Five tips for better sleep

A woman is sleeping

I’m often asked about hypnotherapy for sleep. When it comes to our health we often think about diet and exercise, but neglect to consider sleep. Sleep is crucial for our bodies and brains to function properly. It plays an important role in controlling your metabolism, keeping your immune system working, boosting your memory, repairing tissues and stimulating growth. We all need different amounts of sleep, but as we spend roughly a third of our lives in bed, it’s worth getting it right.

Here are some top tips for a better night’s sleep.

Write it down

Keep a notebook or journal by your bed and write down anything going around your mind before you go to bed. That way you can offload all the to do lists and things going on, clearing your mind of thoughts ready for a good night’s sleep.

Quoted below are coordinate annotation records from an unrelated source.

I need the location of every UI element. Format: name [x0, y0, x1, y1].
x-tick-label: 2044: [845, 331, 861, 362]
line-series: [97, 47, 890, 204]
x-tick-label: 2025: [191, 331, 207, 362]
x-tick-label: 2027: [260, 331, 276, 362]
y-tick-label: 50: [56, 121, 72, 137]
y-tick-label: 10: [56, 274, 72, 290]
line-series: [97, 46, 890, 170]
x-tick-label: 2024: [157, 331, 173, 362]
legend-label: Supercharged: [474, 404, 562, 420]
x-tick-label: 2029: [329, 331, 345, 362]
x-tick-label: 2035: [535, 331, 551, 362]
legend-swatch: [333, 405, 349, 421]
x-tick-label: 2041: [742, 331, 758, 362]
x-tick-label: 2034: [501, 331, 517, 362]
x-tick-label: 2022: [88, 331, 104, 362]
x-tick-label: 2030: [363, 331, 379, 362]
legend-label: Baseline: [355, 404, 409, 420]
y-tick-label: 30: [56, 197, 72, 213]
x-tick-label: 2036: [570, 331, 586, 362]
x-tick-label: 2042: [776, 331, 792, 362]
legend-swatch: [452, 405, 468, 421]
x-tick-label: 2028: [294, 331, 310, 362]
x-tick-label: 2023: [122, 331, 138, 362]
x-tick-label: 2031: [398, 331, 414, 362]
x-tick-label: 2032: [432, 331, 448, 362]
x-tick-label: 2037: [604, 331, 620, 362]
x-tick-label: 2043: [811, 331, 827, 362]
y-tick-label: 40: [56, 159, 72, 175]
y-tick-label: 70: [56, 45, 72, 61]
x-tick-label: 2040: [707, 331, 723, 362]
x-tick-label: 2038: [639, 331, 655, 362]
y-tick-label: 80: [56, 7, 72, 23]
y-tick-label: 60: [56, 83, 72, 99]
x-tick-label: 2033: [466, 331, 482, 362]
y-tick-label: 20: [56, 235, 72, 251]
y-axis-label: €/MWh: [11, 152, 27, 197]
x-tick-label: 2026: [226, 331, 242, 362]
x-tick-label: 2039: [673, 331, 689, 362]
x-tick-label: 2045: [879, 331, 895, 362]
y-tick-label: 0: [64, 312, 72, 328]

If you wake up worrying in the night, write that down too.

Switch it off

Try to keep the hour before bed a screen free time. The blue light emitted from phones, televisions and laptops can interfere with our sleep and throw your body clock out of sync. Use a traditional alarm clock and keep devices out of the bedroom.

Make it routine

Go to bed and wake up at the same time every day and try to keep the same sleep schedule on weeknights and weekends. Burning the candle at both ends in the week and then trying to catch up at the weekend isn’t great for getting into a regular and stable sleep routine.

Have a snack

We’re often told not to eat before bed, but actually having something small can really help. The tryptophan found foods such as oats, milk, bananas, chicken and wholemeal bread is brilliant for inducing sleep. Wash it down with camomile tea and you’ve got the perfect bed time snack.

Try meditation

Listening to a relaxing meditation or guided imagery can help you to nod off. I provide all my clients with a hypnotherapy recording for them to listen to as they fall asleep. It helps to relax them and embed ideas.